De repente, o canal sai do ar – deixando-o um eterno ignorante quanto ao que acontece no pulmão de um fumante. A TV fica estática, mas ele vê os pequenos grãos negros formarem caminhos na tela branca e se embolarem até ele perder a noção. São grãos negros ou são brancos? Sente sua boca semiabrir, como se sua língua tornasse-se ligeiramente mais grossa e pesada. Ele se inclina para frente, apoiando os cotovelos sobre os joelhos, ele quer descobrir se—

“O que você ‘tá fazendo?”

Um sobressalto que quase o faz pular para fora do sofá e cair sobre o tapete fofo que seus pés esmagam e seus dedos acariciam.

“Eu queria saber se—”

E ele descobre que o que ele queria saber é estúpido demais para se falar. Assim, encarando seu olhar de impaciência, um revirar de olhos à esquina do presente, o garoto desiste de dizer algo.

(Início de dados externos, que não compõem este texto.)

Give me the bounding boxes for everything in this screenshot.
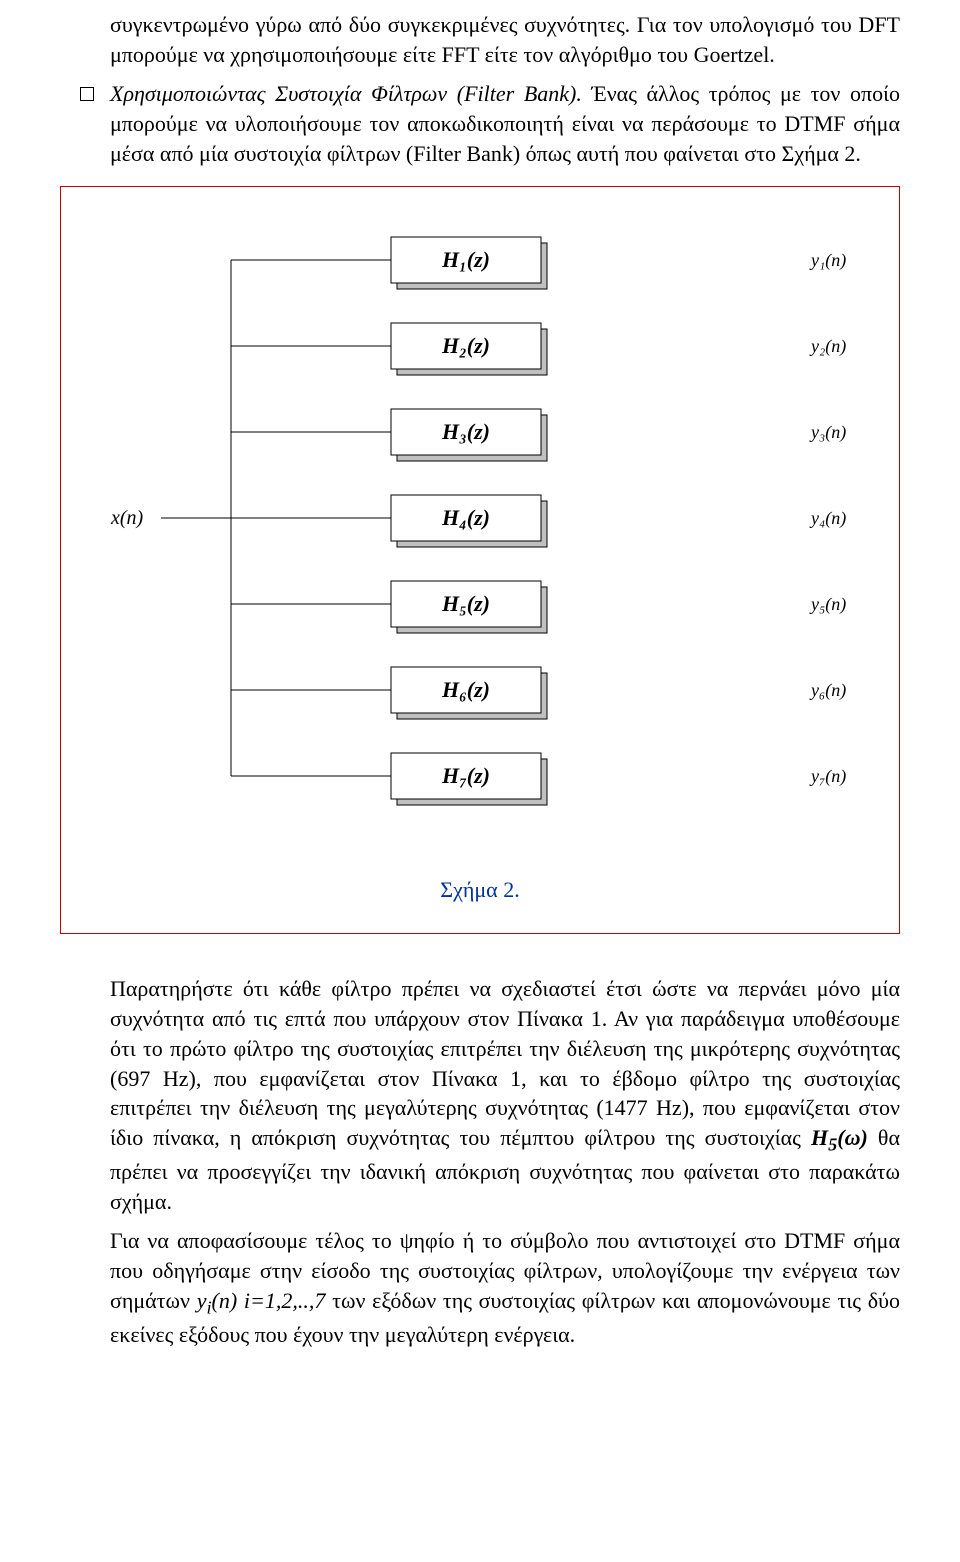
svg-text:y₆(n): y₆(n) — [809, 680, 846, 701]
bullet-square-icon — [80, 87, 94, 101]
figure-caption: Σχήμα 2. — [91, 877, 869, 903]
paragraph-decision: Για να αποφασίσουμε τέλος το ψηφίο ή το … — [110, 1226, 900, 1349]
svg-text:y₇(n): y₇(n) — [809, 766, 846, 787]
p2-part-a: Παρατηρήστε ότι κάθε φίλτρο πρέπει να σχ… — [110, 976, 900, 1149]
svg-text:H₅(z): H₅(z) — [441, 591, 490, 616]
svg-text:x(n): x(n) — [110, 507, 144, 529]
svg-text:y₄(n): y₄(n) — [809, 508, 846, 529]
svg-text:y₂(n): y₂(n) — [809, 336, 846, 357]
bullet-lead: Χρησιμοποιώντας Συστοιχία Φίλτρων (Filte… — [110, 81, 582, 106]
svg-text:y₁(n): y₁(n) — [809, 250, 846, 271]
figure-frame: x(n) H₁(z) y₁(n) H₂(z) y₂(n) H₃(z) y₃(n) H₄(z) y… — [60, 186, 900, 934]
svg-text:y₅(n): y₅(n) — [809, 594, 846, 615]
filter-bank-diagram: x(n) H₁(z) y₁(n) H₂(z) y₂(n) H₃(z) y₃(n) H₄(z) y… — [91, 207, 911, 847]
paragraph-intro: συγκεντρωμένο γύρω από δύο συγκεκριμένες… — [110, 10, 900, 69]
svg-text:y₃(n): y₃(n) — [809, 422, 846, 443]
svg-text:H₄(z): H₄(z) — [441, 505, 490, 530]
svg-text:H₁(z): H₁(z) — [441, 247, 490, 272]
svg-text:H₇(z): H₇(z) — [441, 763, 490, 788]
bullet-text: Χρησιμοποιώντας Συστοιχία Φίλτρων (Filte… — [110, 79, 900, 168]
paragraph-observe: Παρατηρήστε ότι κάθε φίλτρο πρέπει να σχ… — [110, 974, 900, 1216]
h5-symbol: H5(ω) — [811, 1125, 868, 1150]
bullet-item: Χρησιμοποιώντας Συστοιχία Φίλτρων (Filte… — [80, 79, 900, 168]
yi-symbol: yi(n) i=1,2,..,7 — [197, 1288, 326, 1313]
svg-text:H₂(z): H₂(z) — [441, 333, 490, 358]
svg-text:H₆(z): H₆(z) — [441, 677, 490, 702]
svg-text:H₃(z): H₃(z) — [441, 419, 490, 444]
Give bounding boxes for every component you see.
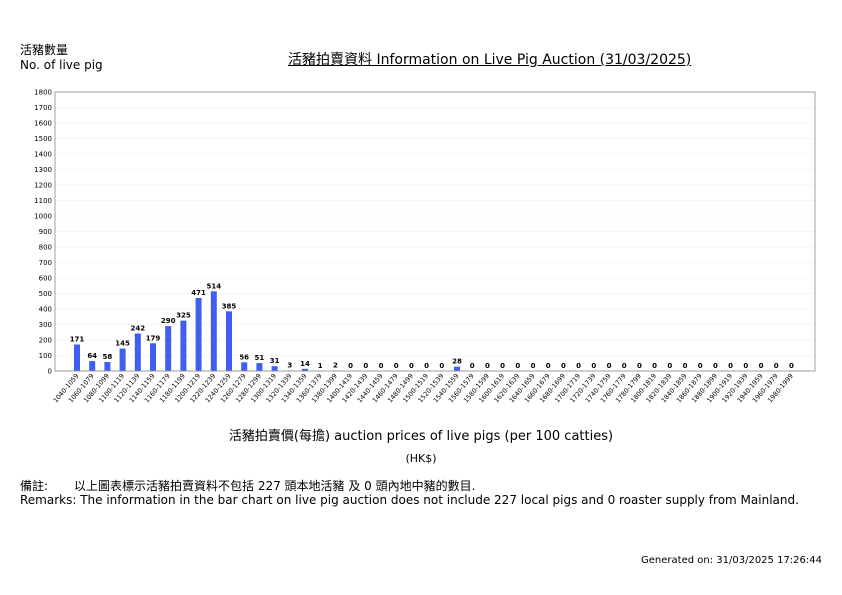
y-tick-label: 1000 bbox=[34, 213, 52, 221]
bar bbox=[165, 326, 172, 371]
data-label: 0 bbox=[379, 362, 384, 370]
data-label: 0 bbox=[743, 362, 748, 370]
data-label: 0 bbox=[394, 362, 399, 370]
y-tick-label: 800 bbox=[39, 244, 52, 252]
bar bbox=[210, 291, 217, 371]
bar bbox=[256, 363, 263, 371]
data-label: 0 bbox=[470, 362, 475, 370]
y-tick-label: 400 bbox=[39, 306, 52, 314]
bars bbox=[74, 291, 460, 371]
bar bbox=[74, 344, 80, 371]
y-axis-title-cn: 活豬數量 bbox=[20, 43, 69, 57]
chart-title: 活豬拍賣資料 Information on Live Pig Auction (… bbox=[288, 52, 692, 68]
data-label: 51 bbox=[255, 354, 265, 362]
plot-frame bbox=[54, 91, 816, 372]
bar bbox=[454, 366, 460, 371]
data-label: 0 bbox=[500, 362, 505, 370]
data-label: 0 bbox=[515, 362, 520, 370]
bar bbox=[150, 343, 156, 371]
data-label: 0 bbox=[713, 362, 718, 370]
data-label: 242 bbox=[130, 324, 145, 332]
y-tick-label: 1200 bbox=[34, 182, 52, 190]
bar-chart: 0100200300400500600700800900100011001200… bbox=[34, 89, 816, 404]
y-tick-label: 1600 bbox=[34, 120, 52, 128]
bar bbox=[226, 311, 232, 371]
data-label: 0 bbox=[759, 362, 764, 370]
data-label: 0 bbox=[637, 362, 642, 370]
data-label: 3 bbox=[287, 362, 292, 370]
y-tick-label: 100 bbox=[39, 352, 52, 360]
y-tick-label: 200 bbox=[39, 337, 52, 345]
generated-timestamp: Generated on: 31/03/2025 17:26:44 bbox=[641, 555, 822, 566]
data-label: 145 bbox=[115, 340, 130, 348]
data-label: 56 bbox=[239, 353, 249, 361]
data-label: 58 bbox=[103, 353, 113, 361]
y-tick-label: 1500 bbox=[34, 135, 52, 143]
y-tick-label: 1100 bbox=[34, 197, 52, 205]
x-tick-labels: 1040-10591060-10791080-10991100-11191120… bbox=[52, 372, 795, 404]
data-label: 0 bbox=[622, 362, 627, 370]
data-label: 171 bbox=[70, 335, 85, 343]
data-label: 471 bbox=[191, 289, 206, 297]
y-tick-label: 1300 bbox=[34, 166, 52, 174]
data-label: 0 bbox=[652, 362, 657, 370]
data-label: 0 bbox=[409, 362, 414, 370]
data-label: 0 bbox=[546, 362, 551, 370]
y-axis-title-en: No. of live pig bbox=[20, 58, 103, 72]
bar bbox=[180, 320, 187, 371]
bar bbox=[89, 361, 96, 371]
data-label: 0 bbox=[591, 362, 596, 370]
y-tick-label: 600 bbox=[39, 275, 52, 283]
bar bbox=[271, 366, 278, 371]
data-label: 0 bbox=[561, 362, 566, 370]
bar bbox=[134, 333, 141, 371]
data-label: 0 bbox=[485, 362, 490, 370]
data-label: 0 bbox=[667, 362, 672, 370]
y-tick-label: 1700 bbox=[34, 104, 52, 112]
y-tick-labels: 0 100 200 300 400 500 600 700 800 900 1000 1100 1200… bbox=[34, 89, 52, 376]
data-label: 0 bbox=[363, 362, 368, 370]
bar bbox=[104, 362, 111, 371]
remark-cn: 備註: 以上圖表標示活豬拍賣資料不包括 227 頭本地活豬 及 0 頭內地中豬的數… bbox=[20, 477, 475, 494]
data-label: 0 bbox=[348, 362, 353, 370]
remark-en: Remarks: The information in the bar char… bbox=[20, 493, 799, 507]
x-axis-unit: (HK$) bbox=[405, 452, 437, 465]
data-label: 0 bbox=[439, 362, 444, 370]
data-label: 64 bbox=[87, 352, 97, 360]
data-label: 0 bbox=[789, 362, 794, 370]
y-tick-label: 700 bbox=[39, 259, 52, 267]
data-label: 0 bbox=[576, 362, 581, 370]
data-label: 28 bbox=[452, 358, 462, 366]
remark-cn-text: 以上圖表標示活豬拍賣資料不包括 227 頭本地活豬 及 0 頭內地中豬的數目. bbox=[74, 479, 476, 493]
data-label: 0 bbox=[531, 362, 536, 370]
data-label: 179 bbox=[146, 334, 161, 342]
data-label: 0 bbox=[774, 362, 779, 370]
data-label: 385 bbox=[222, 302, 237, 310]
data-label: 14 bbox=[300, 360, 310, 368]
bar bbox=[195, 297, 202, 371]
data-label: 0 bbox=[424, 362, 429, 370]
y-tick-label: 1400 bbox=[34, 151, 52, 159]
data-label: 1 bbox=[318, 362, 323, 370]
bar bbox=[302, 368, 308, 371]
y-tick-label: 900 bbox=[39, 228, 52, 236]
data-label: 0 bbox=[728, 362, 733, 370]
data-label: 2 bbox=[333, 362, 338, 370]
bar bbox=[241, 362, 248, 371]
y-tick-label: 0 bbox=[48, 368, 52, 376]
data-label: 0 bbox=[607, 362, 612, 370]
y-tick-label: 300 bbox=[39, 321, 52, 329]
data-label: 31 bbox=[270, 357, 280, 365]
y-tick-label: 1800 bbox=[34, 89, 52, 97]
remark-cn-label: 備註: bbox=[20, 479, 49, 493]
bar bbox=[119, 348, 126, 371]
data-label: 0 bbox=[698, 362, 703, 370]
data-label: 0 bbox=[683, 362, 688, 370]
data-label: 514 bbox=[206, 282, 221, 290]
data-label: 325 bbox=[176, 312, 191, 320]
data-label: 290 bbox=[161, 317, 176, 325]
y-tick-label: 500 bbox=[39, 290, 52, 298]
x-axis-title: 活豬拍賣價(每擔) auction prices of live pigs (p… bbox=[228, 429, 614, 444]
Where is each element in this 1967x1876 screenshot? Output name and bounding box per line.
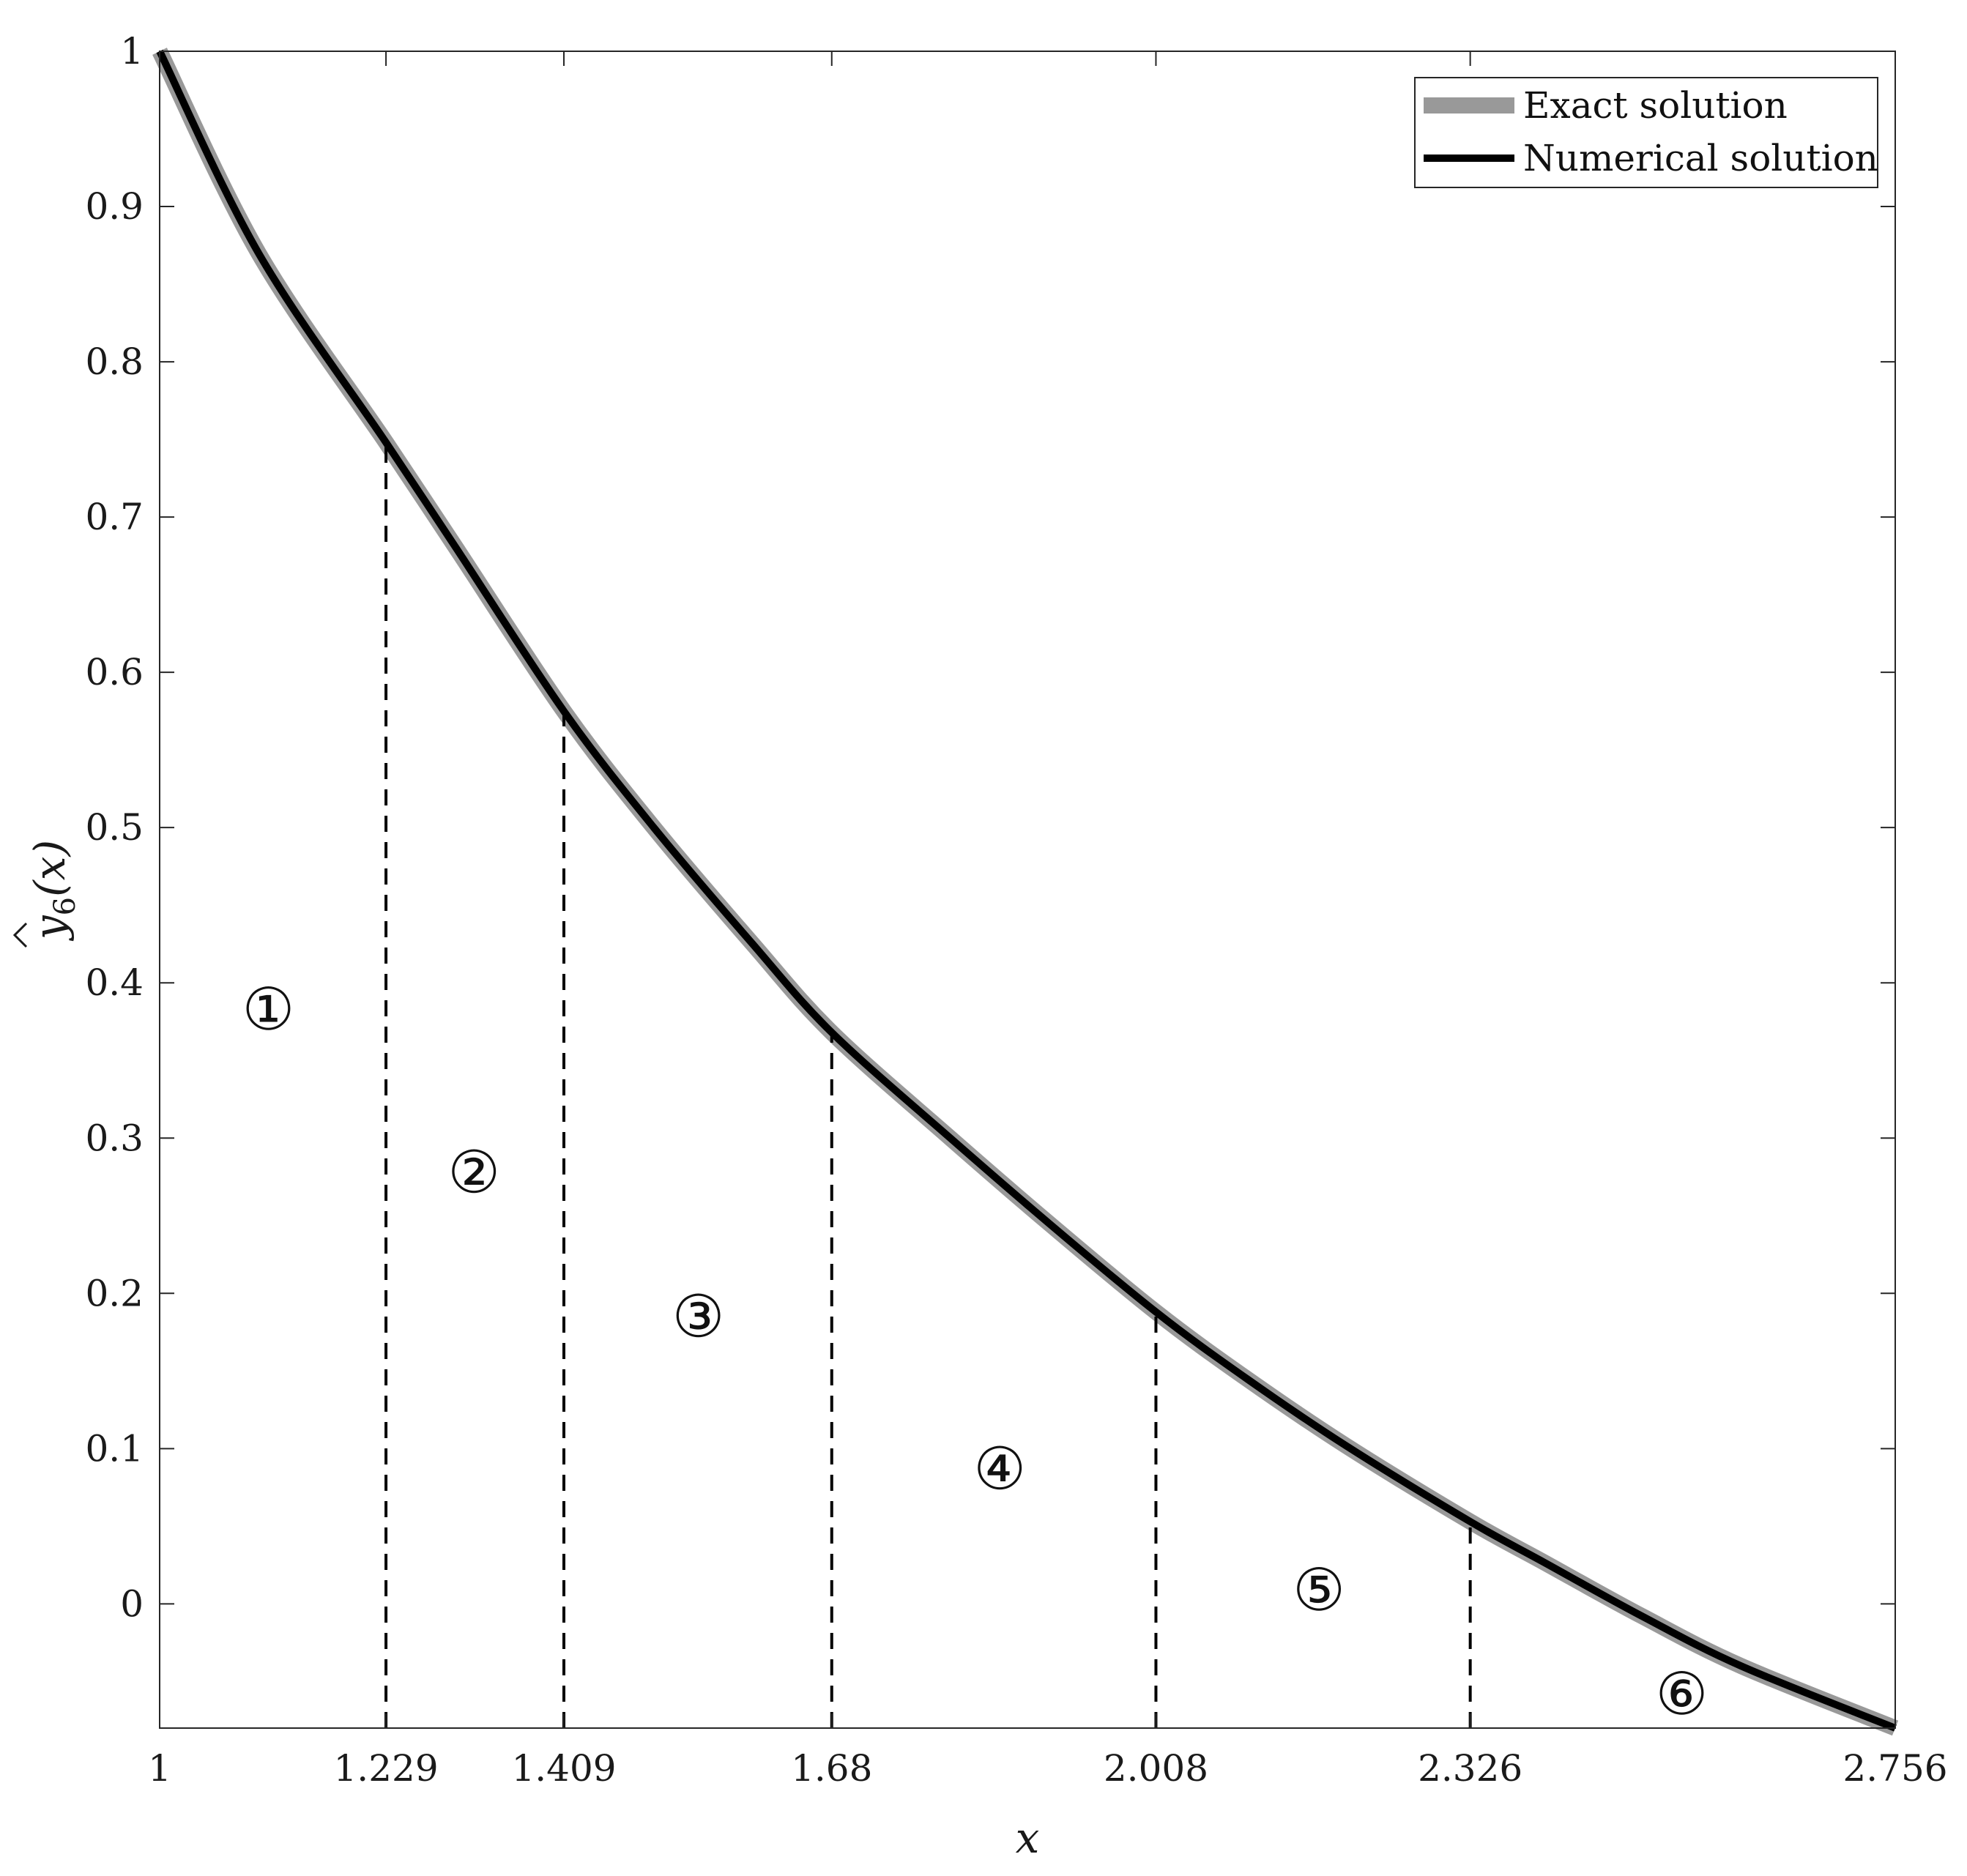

E o outro bufa. E revira os olhos. E murmura algo que à direita do sofá é impossível de se entender, mas o tom de voz conota tantas coisas que um dos corações presentes no cômodo dói, apertado demais entre a caixa torácica. A respiração acelera e a vista embaça. Dedos se contorcem nos pêlos macios do tapete e no estofamento nodoso do acento.

Na tentativa de se acalmar, acende outro cigarro entre os dedos trêmulos por causa do alto nível de cafetina no sangue e inspira. E inspira mais fundo, até que seus pulmões doam e nenhum oxigênio ou fumaça sejam capazes de passar por seus brônquios. Ele prende a respiração por alguns segundos, saboreando o ardor nos pulmões e na garganta, percorrendo um caminho morno tão íntimo quanto intocado.

Ele não sabe se já se passaram trinta segundos, mas seu peito volta a doer, então ele expira todo o oxigênio e fumaça, que faz um longo, curvilíneo, tortuoso e translúcido caminho perolado à sua frente. Da cor dos ossos em raios-x.

“Você vai acabar tendo um ataque cardíaco” – e pela primeira vez naquela noite monótona e quieta, inquietante, ele ouve algo que se parece com preocupação. Tem um quê disso. Uma linha tênue que cria uma teia ao redor de seu coração, aprisionando-o, puxando-o em direção a algo que em sua cabeça é necessário ser seguido. – “Parece que quer morrer logo de uma vez. Mas eu sei que você não teria coragem.”


E de repente, o enlaço fica mais frágil. A teia tem uma espécie de debate. Ela não pode puxar, pois assim arrebentaria, mas ela não pode simplesmente continuar lá, em uma infinita inércia. O sentido e a necessidade se perdem durante o caminho.

“Eu teria.”

“Não, você não teria.”

E do jeito que é falado é quase como um apelo. E ele se vê perdido e desamparado e confuso quanto ao seu rumo. Nunca nada faz sentido em seus percursos.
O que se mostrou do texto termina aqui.